Ognuno, beninteso, può avere il proprio parere sulle cose, può avere i propri gusti. Ma ogni dimensione del reale esige conoscenza, competenze specifiche perché un parere abbia valore, sia degno d’essere espresso oltre le mura domestiche, e infine reso pubblico – «pubblicato». Chi pensa di poter dire la sua su tutto è insieme ingenuo e arrogante. Quando poi si arriva alla sintesi estrema del «mi piace» o «non mi piace», si passa dall’arroganza all’idiozia. D’altra parte è un po’ come per la smania di pubblicare per pubblicare. Chi pubblica si assume la responsabilità di ciò che pubblica, compreso quella di fornire al mondo un documento tangibile, una prova reale di stupidità o sprovvedutezza.
Troppo spesso, dunque, la piazza virtuale (alla quale è ben preferibile il suo modello, cioè la piazza di paese dove i pensionati si incontrano a parlare e litigare di politica e sport) si presenta come un luogo senza confini in cui prevale il desiderio, la velleità meglio ancora, di mettersi in mostra, di uscire da una condizione anonima. Anche se è vero che molti pavidi incivili usano proprio mascherarsi dietro pseudonimi o proporsi anonimi per sparare le loro scemenze velenose.

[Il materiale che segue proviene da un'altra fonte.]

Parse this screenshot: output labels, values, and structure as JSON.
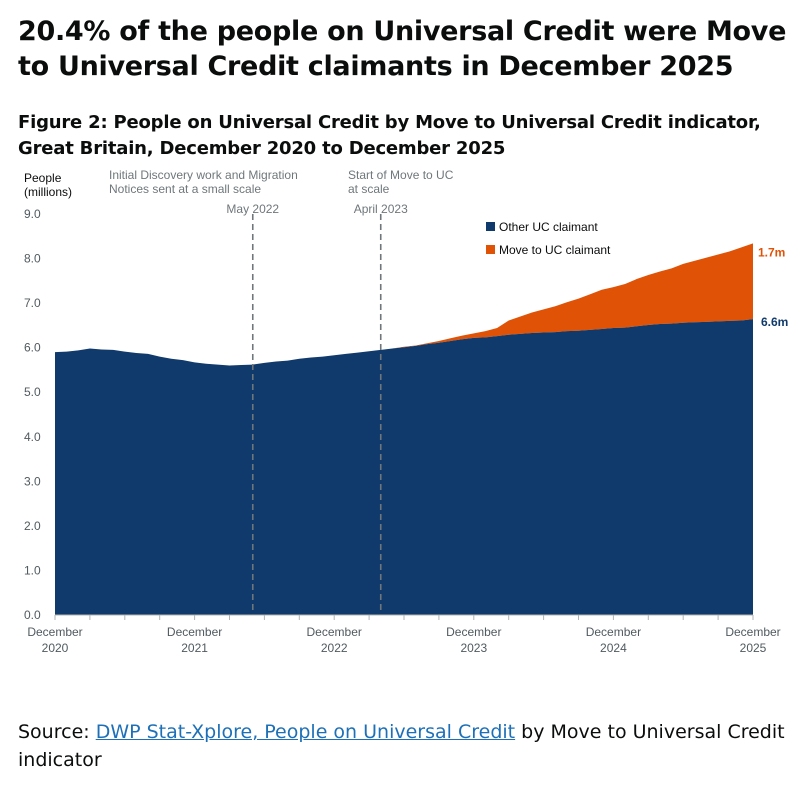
{
  "headline": "20.4% of the people on Universal Credit were Move to Universal Credit claimants in December 2025",
  "figure_title": "Figure 2: People on Universal Credit by Move to Universal Credit indicator, Great Britain, December 2020 to December 2025",
  "source": {
    "prefix": "Source: ",
    "link_text": "DWP Stat-Xplore, People on Universal Credit",
    "suffix": " by Move to Universal Credit indicator"
  },
  "colors": {
    "other": "#0f3a6b",
    "move": "#e05206",
    "ref_line": "#6f777b"
  },
  "chart_data": {
    "type": "area",
    "stacked": true,
    "ylabel": "People (millions)",
    "ylabel_lines": [
      "People",
      "(millions)"
    ],
    "ylim": [
      0,
      9
    ],
    "yticks": [
      "0.0",
      "1.0",
      "2.0",
      "3.0",
      "4.0",
      "5.0",
      "6.0",
      "7.0",
      "8.0",
      "9.0"
    ],
    "grid": false,
    "legend_position": "top-right",
    "xticks": [
      {
        "month": 0,
        "line1": "December",
        "line2": "2020"
      },
      {
        "month": 12,
        "line1": "December",
        "line2": "2021"
      },
      {
        "month": 24,
        "line1": "December",
        "line2": "2022"
      },
      {
        "month": 36,
        "line1": "December",
        "line2": "2023"
      },
      {
        "month": 48,
        "line1": "December",
        "line2": "2024"
      },
      {
        "month": 60,
        "line1": "December",
        "line2": "2025"
      }
    ],
    "x_months": [
      "Dec 2020",
      "Jan 2021",
      "Feb 2021",
      "Mar 2021",
      "Apr 2021",
      "May 2021",
      "Jun 2021",
      "Jul 2021",
      "Aug 2021",
      "Sep 2021",
      "Oct 2021",
      "Nov 2021",
      "Dec 2021",
      "Jan 2022",
      "Feb 2022",
      "Mar 2022",
      "Apr 2022",
      "May 2022",
      "Jun 2022",
      "Jul 2022",
      "Aug 2022",
      "Sep 2022",
      "Oct 2022",
      "Nov 2022",
      "Dec 2022",
      "Jan 2023",
      "Feb 2023",
      "Mar 2023",
      "Apr 2023",
      "May 2023",
      "Jun 2023",
      "Jul 2023",
      "Aug 2023",
      "Sep 2023",
      "Oct 2023",
      "Nov 2023",
      "Dec 2023",
      "Jan 2024",
      "Feb 2024",
      "Mar 2024",
      "Apr 2024",
      "May 2024",
      "Jun 2024",
      "Jul 2024",
      "Aug 2024",
      "Sep 2024",
      "Oct 2024",
      "Nov 2024",
      "Dec 2024",
      "Jan 2025",
      "Feb 2025",
      "Mar 2025",
      "Apr 2025",
      "May 2025",
      "Jun 2025",
      "Jul 2025",
      "Aug 2025",
      "Sep 2025",
      "Oct 2025",
      "Nov 2025",
      "Dec 2025"
    ],
    "series": [
      {
        "name": "Other UC claimant",
        "values": [
          5.9,
          5.91,
          5.94,
          5.98,
          5.96,
          5.95,
          5.91,
          5.88,
          5.86,
          5.8,
          5.75,
          5.72,
          5.67,
          5.64,
          5.62,
          5.6,
          5.61,
          5.62,
          5.66,
          5.69,
          5.71,
          5.75,
          5.78,
          5.8,
          5.83,
          5.86,
          5.89,
          5.92,
          5.95,
          5.98,
          6.01,
          6.04,
          6.08,
          6.11,
          6.15,
          6.19,
          6.22,
          6.23,
          6.26,
          6.29,
          6.31,
          6.33,
          6.34,
          6.35,
          6.37,
          6.38,
          6.4,
          6.42,
          6.44,
          6.45,
          6.48,
          6.51,
          6.53,
          6.54,
          6.56,
          6.57,
          6.58,
          6.59,
          6.6,
          6.61,
          6.64
        ]
      },
      {
        "name": "Move to UC claimant",
        "values": [
          0,
          0,
          0,
          0,
          0,
          0,
          0,
          0,
          0,
          0,
          0,
          0,
          0,
          0,
          0,
          0,
          0,
          0,
          0,
          0,
          0,
          0,
          0,
          0,
          0,
          0,
          0,
          0,
          0,
          0,
          0.01,
          0.01,
          0.02,
          0.04,
          0.06,
          0.08,
          0.1,
          0.14,
          0.18,
          0.32,
          0.39,
          0.46,
          0.52,
          0.58,
          0.65,
          0.72,
          0.8,
          0.88,
          0.92,
          0.98,
          1.06,
          1.12,
          1.18,
          1.24,
          1.32,
          1.38,
          1.44,
          1.5,
          1.56,
          1.64,
          1.7
        ]
      }
    ],
    "end_labels": [
      {
        "series": "Other UC claimant",
        "text": "6.6m"
      },
      {
        "series": "Move to UC claimant",
        "text": "1.7m"
      }
    ],
    "annotations": [
      {
        "month": 17,
        "lines": [
          "Initial Discovery work and Migration",
          "Notices sent at a small scale"
        ],
        "date_label": "May 2022"
      },
      {
        "month": 28,
        "lines": [
          "Start of Move to UC",
          "at scale"
        ],
        "date_label": "April 2023"
      }
    ]
  }
}
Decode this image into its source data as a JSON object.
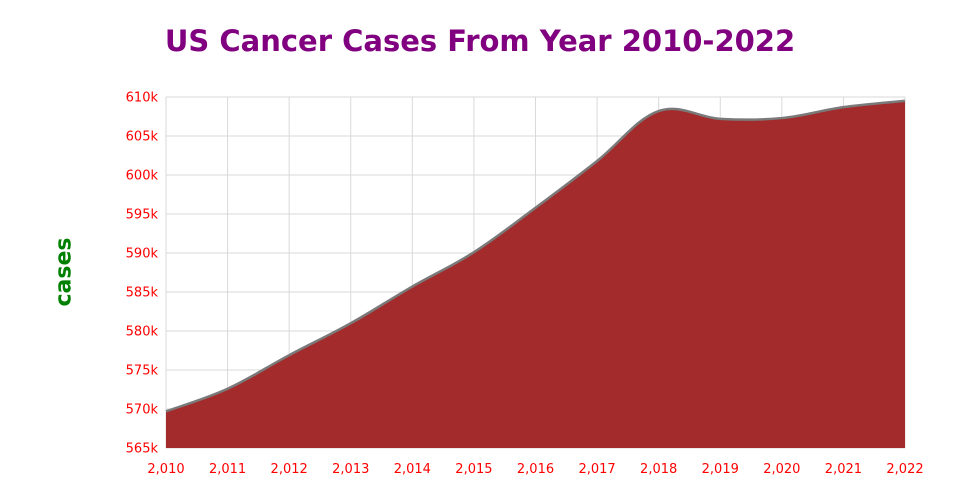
{
  "chart_data": {
    "type": "area",
    "title": "US Cancer Cases From Year 2010-2022",
    "xlabel": "",
    "ylabel": "cases",
    "x": [
      2010,
      2011,
      2012,
      2013,
      2014,
      2015,
      2016,
      2017,
      2018,
      2019,
      2020,
      2021,
      2022
    ],
    "x_tick_labels": [
      "2,010",
      "2,011",
      "2,012",
      "2,013",
      "2,014",
      "2,015",
      "2,016",
      "2,017",
      "2,018",
      "2,019",
      "2,020",
      "2,021",
      "2,022"
    ],
    "series": [
      {
        "values": [
          569700,
          572600,
          576900,
          581000,
          585700,
          590100,
          595800,
          601800,
          608200,
          607200,
          607300,
          608700,
          609500
        ]
      }
    ],
    "y_ticks": [
      565000,
      570000,
      575000,
      580000,
      585000,
      590000,
      595000,
      600000,
      605000,
      610000
    ],
    "y_tick_labels": [
      "565k",
      "570k",
      "575k",
      "580k",
      "585k",
      "590k",
      "595k",
      "600k",
      "605k",
      "610k"
    ],
    "ylim": [
      565000,
      610000
    ],
    "xlim": [
      2010,
      2022
    ],
    "grid": true,
    "legend": "none",
    "colors": {
      "fill": "#a32b2b",
      "line": "#7a7a7a",
      "grid": "#d9d9d9",
      "tick_labels": "#ff0000",
      "title": "#800080",
      "ylabel": "#008000"
    }
  }
}
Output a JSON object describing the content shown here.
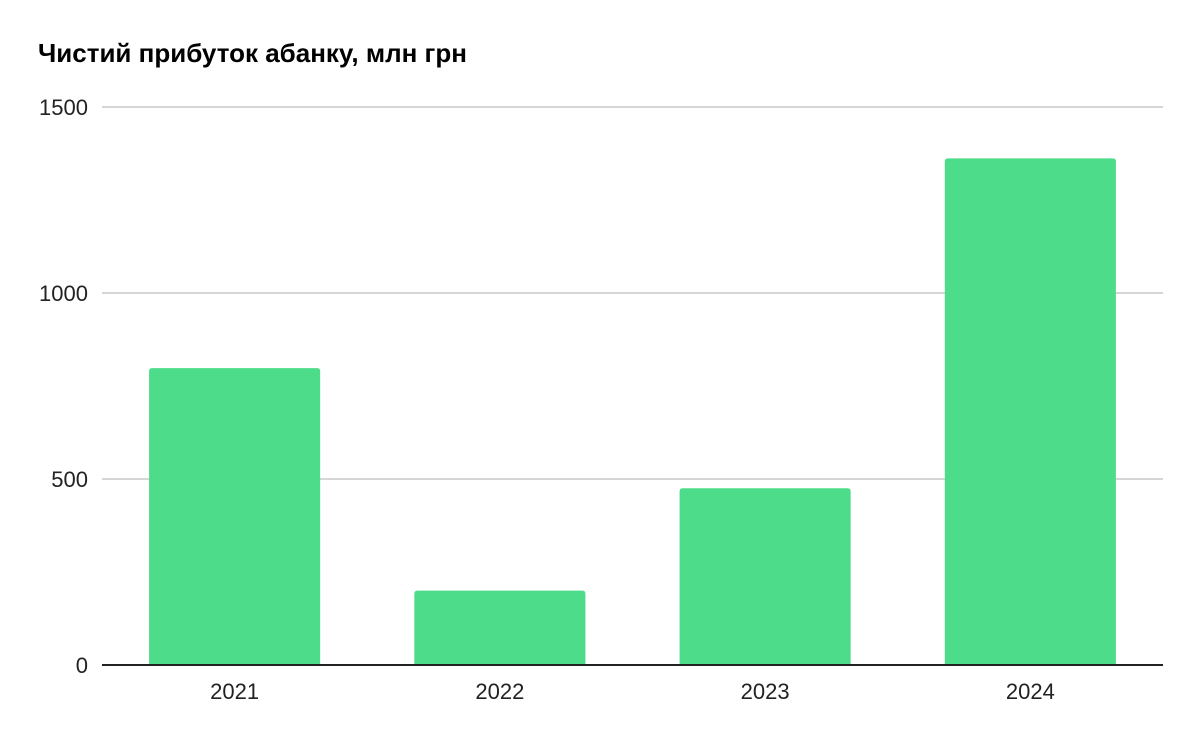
{
  "chart_data": {
    "type": "bar",
    "title": "Чистий прибуток абанку, млн грн",
    "xlabel": "",
    "ylabel": "",
    "categories": [
      "2021",
      "2022",
      "2023",
      "2024"
    ],
    "values": [
      798,
      200,
      475,
      1362
    ],
    "ylim": [
      0,
      1500
    ],
    "yticks": [
      "0",
      "500",
      "1000",
      "1500"
    ],
    "grid": true,
    "legend": "none",
    "bar_color": "#4ddd8a",
    "grid_color": "#c8c8c8",
    "axis_color": "#222222"
  }
}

Proprio per questo, pur con tutti gli elementi positivi che comporta, la dimensione on line assume complessivamente l’aspetto di un immenso magma ribollente e maleodorante, dove le proposte valide vengono neutralizzate e occultate da un diluvio di vane chiacchiere autoreferenziali. Una rete sociale puramente illusoria, dunque, che rende sempre più forte, anche per chi non ne sia consapevole, quella nostalgia di realtà che è tipica del nostro tempo.